Eric Earley’s day job as a caseworker at a homeless shelter places him right in the middle of the drug epidemic and other problems.

And the stories he hears daily provide plenty of fodder for the music he writes, including that of Blitzen Trapper’s latest album “Holy Smokes Future Jokes,” which the band is finally taking on the road.

“When I started working in the field, I developed a new way of looking at humans—things like the trauma they encounter and the ways we get attached to things in this life,” said Earley, who provides housing vouchers to homeless people. “We’re so attached to our own egos, our material possessions, our independence, substances of all kinds from sugar to coffee. I have come to realize that attachments can suffocate our relationships. If they’re not helping, they lead to our destruction.”

Earley and his Portland, Ore-based Blitzen Trapper will perform some of the songs off that latest album when they perform at The Argyros as part of their “Holy Smokes Future Jokes Tour.” The experimental country/folk/rock band with its driving, electrified rhythms will perform at 8 p.m. Saturday, June 25.

Tickets are $20, available at https://theargyros.org.

Formed in 2000, the band has tackled existential questions about life and death ever since Earley penned “Baptismal,” a song about high school classmates who perished in a drunk driving accident when their car veered off the road into the river.

“Empty bottle on the backseat floor filled with dreams from a forgotten shore and your heart let open like a bedroom door.”

The latest of their 10 albums ponders what it means to escape the cycle of birth and rebirth. It was inspired from George Saunders’ 2017 “Lincoln in the Bardo” and the “Tibetan Book of the Dead.” And it revolves around the idea that humanity is not the center of the universe, that humans are not the big deal they think they are because they’ve only been around for a fraction of a second in the grand scheme of things.

One song, “Dead Billie Jean,” imagines the title character from the Michael Jackson classic ascending to the bardo where she rubs shoulders with Abraham Lincoln and Jim Morrison.

“That whole record is like my own take on the ‘Tibetan Book of the Dead,’ ” Earley said. “I think working in the shelter influenced it, as well. I don’t find death as a dark topic—it’s a portal into other things. And you gain a different perspective as you move through it—it’s a place of wonder.”

The album garnered good press when it came out in 2020. But the group had to cancel multiple tours it had scheduled to promote it because of COVID.

Earley said the band has spent a lot of energy relearning the songs after being laid off for three years.

“It was hard. You’ve got fans who want to see you and places you want to go and you can’t do it,” he said.

The name Blitzen Trapper is a reference to Earley’s seventh-grade girlfriend who drew pictures of Santa Claus and his reindeer—specifically Blitzen—on a Trapper Keeper binder.
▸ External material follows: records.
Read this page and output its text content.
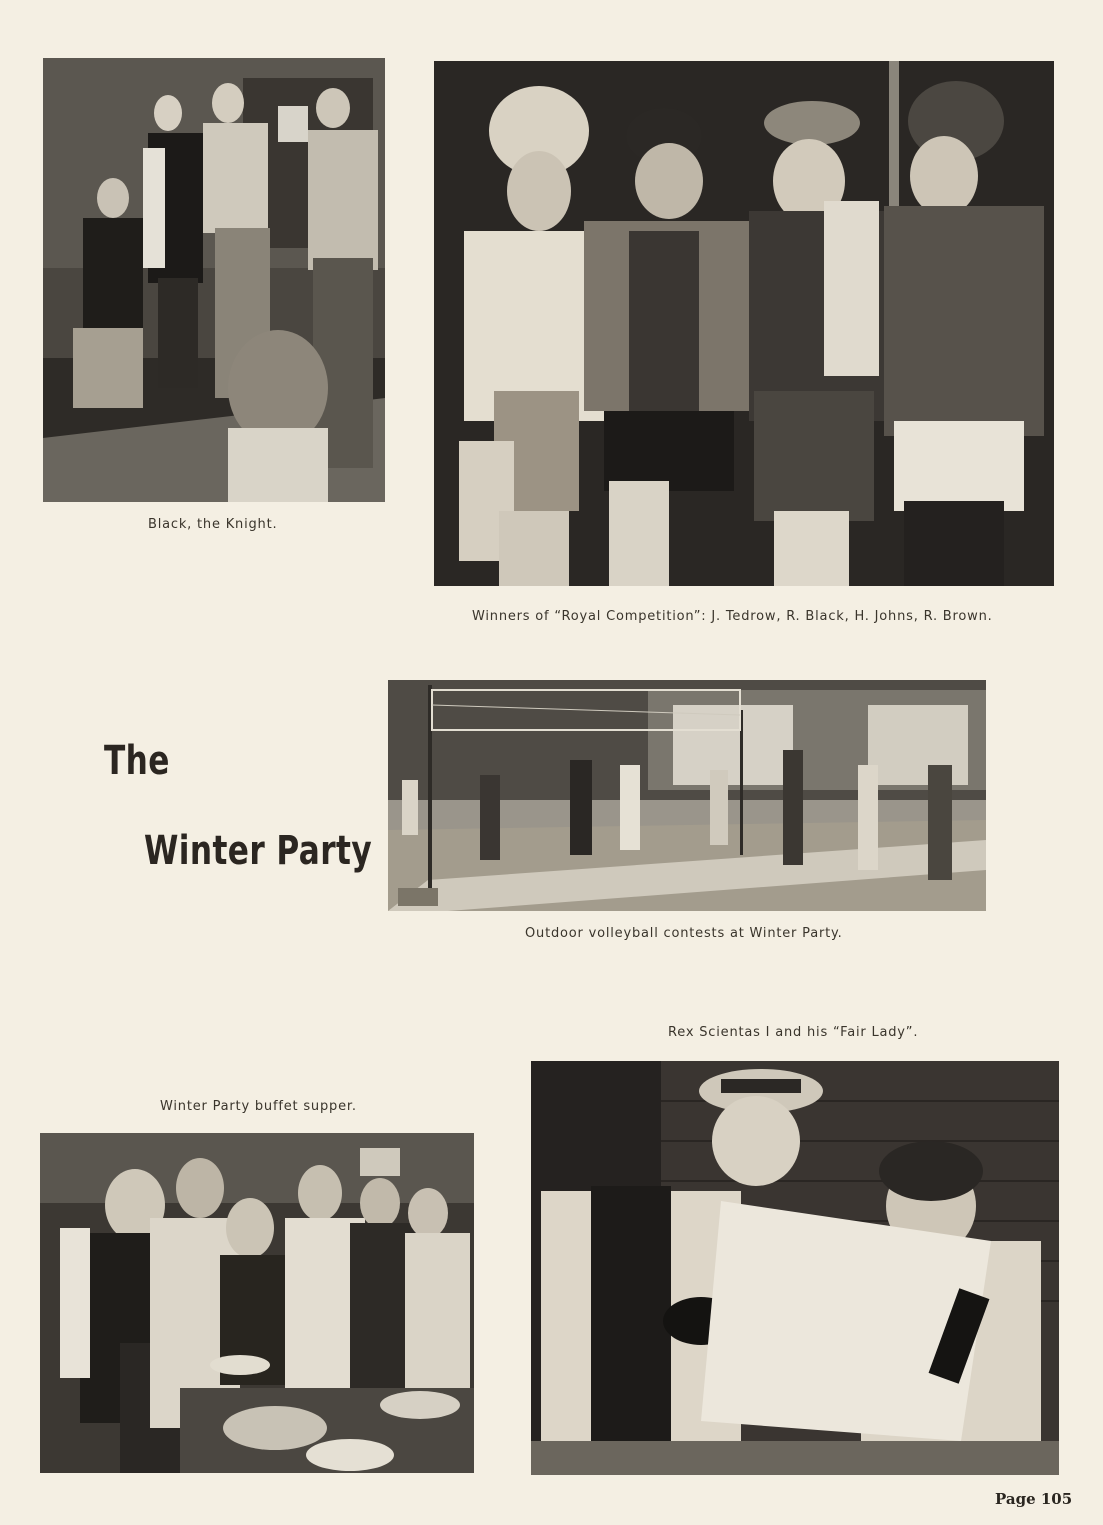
Black, the Knight.
Winners of “Royal Competition”: J. Tedrow, R. Black, H. Johns, R. Brown.
The
Winter Party
Outdoor volleyball contests at Winter Party.
Rex Scientas I and his “Fair Lady”.
Winter Party buffet supper.
Page 105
The band’s breakthrough came in 2007 when their “Wild Mountain Nation” spun to No. 98 on Rolling Stone’s list of the 100 Best Songs of 2007. Their album “Furr” went to No. 13 on Rolling Stone’s Best Albums of 2008 while the title track ranked No. 4 on Best Singles of 2008

Earley said he and his band dote on improvisation.

“We play songs and stuff but we also do a lot of improvisational stuff so our concert sounds different every night. We may do an a cappella harmony of a song one night and present a totally different version of that song the next night. We’re always trying to make things interesting.”